Menteri Koperasi dan UKM Teten Masduki mengatakan, baru 14,6 juta unit UMKM yang go digital per Juni 2021. Target pemerintah, ada 30 juta UMKM yang masuk kanal-kanal digital pada 2024.
Yang saya tahu, berbagai kementerian, lembaga, dan BUMN punya program terkait UMKM. Begitupun pemerintah daerah dan berbagai perusahaan swasta.
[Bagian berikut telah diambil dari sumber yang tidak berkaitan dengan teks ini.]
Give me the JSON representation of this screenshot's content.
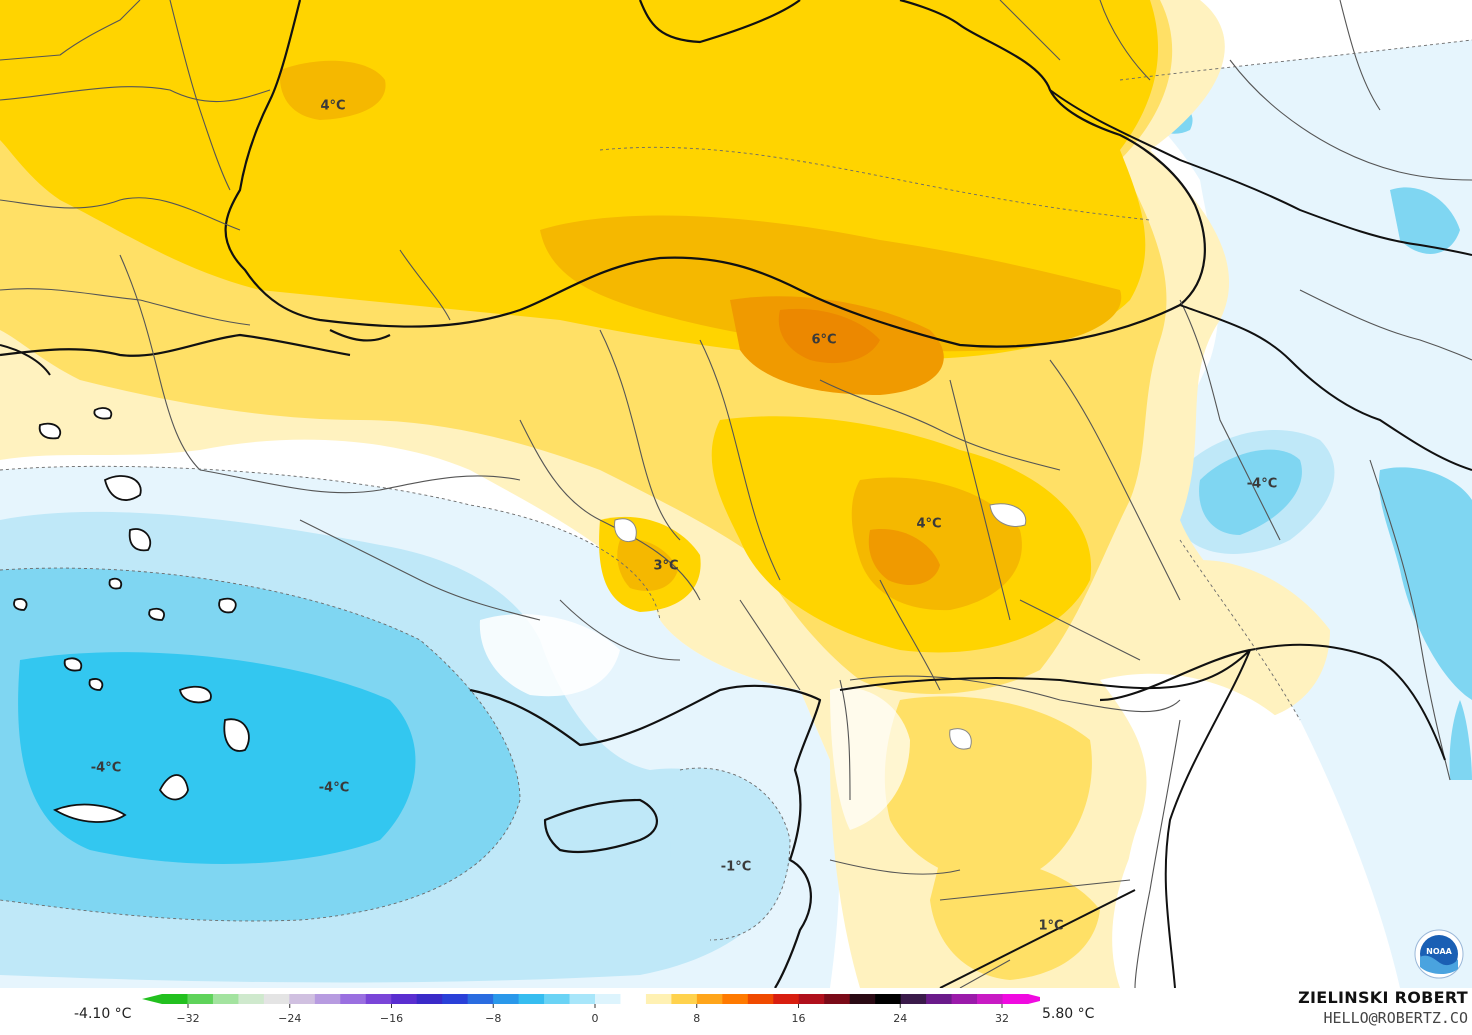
{
  "map": {
    "labels": [
      "4°C",
      "6°C",
      "4°C",
      "3°C",
      "-4°C",
      "-4°C",
      "-4°C",
      "-1°C",
      "1°C"
    ],
    "palette": {
      "warm_strong": "#f5a800",
      "warm": "#ffd400",
      "warm_light": "#ffe066",
      "warm_pale": "#fff2bf",
      "neutral": "#ffffff",
      "cool_pale": "#e6f5fd",
      "cool_light": "#bfe8f8",
      "cool": "#7fd6f2",
      "cool_strong": "#33c7f0",
      "sea_border": "#000000",
      "admin_border": "#555555"
    }
  },
  "legend": {
    "min_label": "-4.10 °C",
    "max_label": "5.80 °C",
    "ticks": [
      "−32",
      "−24",
      "−16",
      "−8",
      "0",
      "8",
      "16",
      "24",
      "32"
    ],
    "colors": [
      "#22c01f",
      "#5fd35a",
      "#a3e39f",
      "#cfe9cd",
      "#e4e4e4",
      "#d0c0e0",
      "#b79be0",
      "#9a6fe0",
      "#7a45d8",
      "#5a2ed0",
      "#3a2ac8",
      "#2a40d8",
      "#2a6ce0",
      "#2a98ea",
      "#36bdf0",
      "#6ad3f5",
      "#a8e6fa",
      "#ddf4fd",
      "#ffffff",
      "#fff1b3",
      "#ffd24d",
      "#ffa51a",
      "#ff7a00",
      "#f04a00",
      "#d81e10",
      "#b0101c",
      "#7a0a18",
      "#2a0a14",
      "#000000",
      "#3a1a4a",
      "#6a1a8a",
      "#9a1aaa",
      "#c81ac4",
      "#f00ae0"
    ]
  },
  "credit": {
    "name": "ZIELINSKI ROBERT",
    "email": "HELLO@ROBERTZ.CO"
  },
  "logo": {
    "text": "NOAA",
    "colors": {
      "blue": "#1a5fb4",
      "light": "#4aa3df",
      "white": "#ffffff"
    }
  }
}
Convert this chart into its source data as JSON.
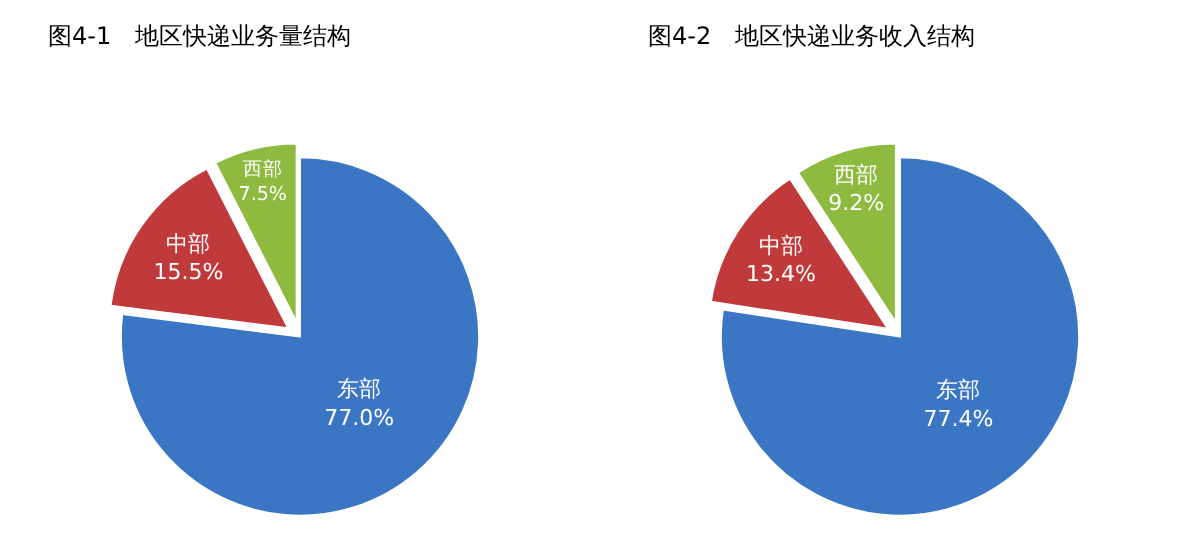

Program mereka juga beragam, dari pemasaran online, sertifikasi halal, permodalan, sampai persiapan untuk tembus pasar internasional.
Yang pasti, membantu UMKM agar memasarkan produknya secara online adalah hal penting. Sebab, seperti yang saya tulis di atas, bantuan-bantuan kuratif bagi UMKM sifatnya terbatas. Tetap menghidupkan usaha mereka dengan menjaga sisi-sisi produksi dan menciptakan permintaan pasar adalah bantuan yang lebih berkelanjutan.
Kalau membantu UMKM lewat kebijakan adalah cara langitan yang sulit kita lakukan, cari cara sederhana yang kita bisa. Gimana? Lariskan dagangan mereka. Belanja, belanja, belanja!